Frei Agostinho da Cruz toma então hábito no Convento de Santa Cruz de Sintra, para uma vida marcada pela “radicalidade”, mas também por “uma grande independência” dentro da sua Ordem.

Depois de mais de 40 anos no convento de Santa Cruz, na serra de Sintra, Frei Agostinho da Cruz passou a habitar, a partir de 1605, uma cela do Convento da Serra da Arrábida, como eremita.

Num dos poemas que deixou – a primeira antologia dedicada à sua obra só foi publicada em 1771 – Frei Agostinho da Cruz aborda a sua entrada na vida consagrada e a forma como esse acontecimento moldou a sua escrita.

Recorde-se que o religioso nasceu no dia de Santa Cruz, tomou hábito no dia de Santa Cruz e tomou esses dois momentos como uma premonição, tanto que adotou como nome Frei Agostinho da Cruz.

“Ele destrói toda a obra literária que tinha escrito até aí e passa a escrever uma poesia que, sendo muito autobiográfica, tem sempre uma finalidade que é a libertação através da contemplação das chagas de Cristo”, realça Ruy Ventura, para sublinhar que o tema de Jesus é algo que percorre os versos deste autor “constantemente”.
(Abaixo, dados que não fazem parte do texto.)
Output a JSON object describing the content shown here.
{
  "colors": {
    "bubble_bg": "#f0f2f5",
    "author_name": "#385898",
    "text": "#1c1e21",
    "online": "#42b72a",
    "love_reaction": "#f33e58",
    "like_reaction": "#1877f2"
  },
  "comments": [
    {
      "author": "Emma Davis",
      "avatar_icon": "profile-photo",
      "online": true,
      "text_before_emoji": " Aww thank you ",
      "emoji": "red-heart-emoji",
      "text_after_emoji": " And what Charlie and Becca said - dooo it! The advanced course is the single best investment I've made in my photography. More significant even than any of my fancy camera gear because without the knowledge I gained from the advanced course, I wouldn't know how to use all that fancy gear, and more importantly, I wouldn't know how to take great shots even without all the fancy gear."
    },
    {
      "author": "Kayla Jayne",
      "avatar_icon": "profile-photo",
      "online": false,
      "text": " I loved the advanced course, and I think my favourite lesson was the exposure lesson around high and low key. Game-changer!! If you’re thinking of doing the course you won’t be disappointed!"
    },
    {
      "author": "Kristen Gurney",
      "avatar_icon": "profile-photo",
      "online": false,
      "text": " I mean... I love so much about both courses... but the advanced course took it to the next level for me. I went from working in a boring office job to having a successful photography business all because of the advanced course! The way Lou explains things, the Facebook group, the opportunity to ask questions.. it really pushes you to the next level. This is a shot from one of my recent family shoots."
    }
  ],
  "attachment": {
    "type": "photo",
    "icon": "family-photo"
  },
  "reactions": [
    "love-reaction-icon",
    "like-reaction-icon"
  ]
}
E que é a partir desta linha que nasce a grande temática que carateriza a sua obra, a busca da libertação.

“É o Cristo da Cruz, o Cristo chagado, o Cristo sofredor, mas sobretudo o Cristo que se faz irmão dos homens e do seu sofrimento. E através daí, contemplando as chagas de Cristo e meditando a partir delas, Frei Agostinho da Cruz diz-nos que é uma via de libertação para todos nós, porque deixamos de ligar aos constrangimentos do dia-a-dia e passamos a ter um objetivo maior e mais alto”, completa Ruy Ventura.

As comemorações dedicadas a Frei Agostinho da Cruz, na Diocese de Setúbal, pretendem assinalar os 400 anos da morte e os 480 anos do nascimento deste religioso e poeta português.

Entre março deste ano e maio de 2020 estão previstas diversas outras iniciativas, como “um recital de poesia”, no Convento da Arrábida, a 23 de março, com a leitura de poemas de Frei Agostinho da Cruz e de outros autores que espelharam nos seus versos aquele sacro-monte.

No dia 8 de junho realiza-se um colóquio sobre a vida e obra do poeta, em Sintra, e para 3 de janeiro de 2020, está prevista uma conferência sobre Frei Agostinho da Cruz, que será proferida por D. José Tolentino Mendonça, atual bibliotecário e arquivista da Santa Sé.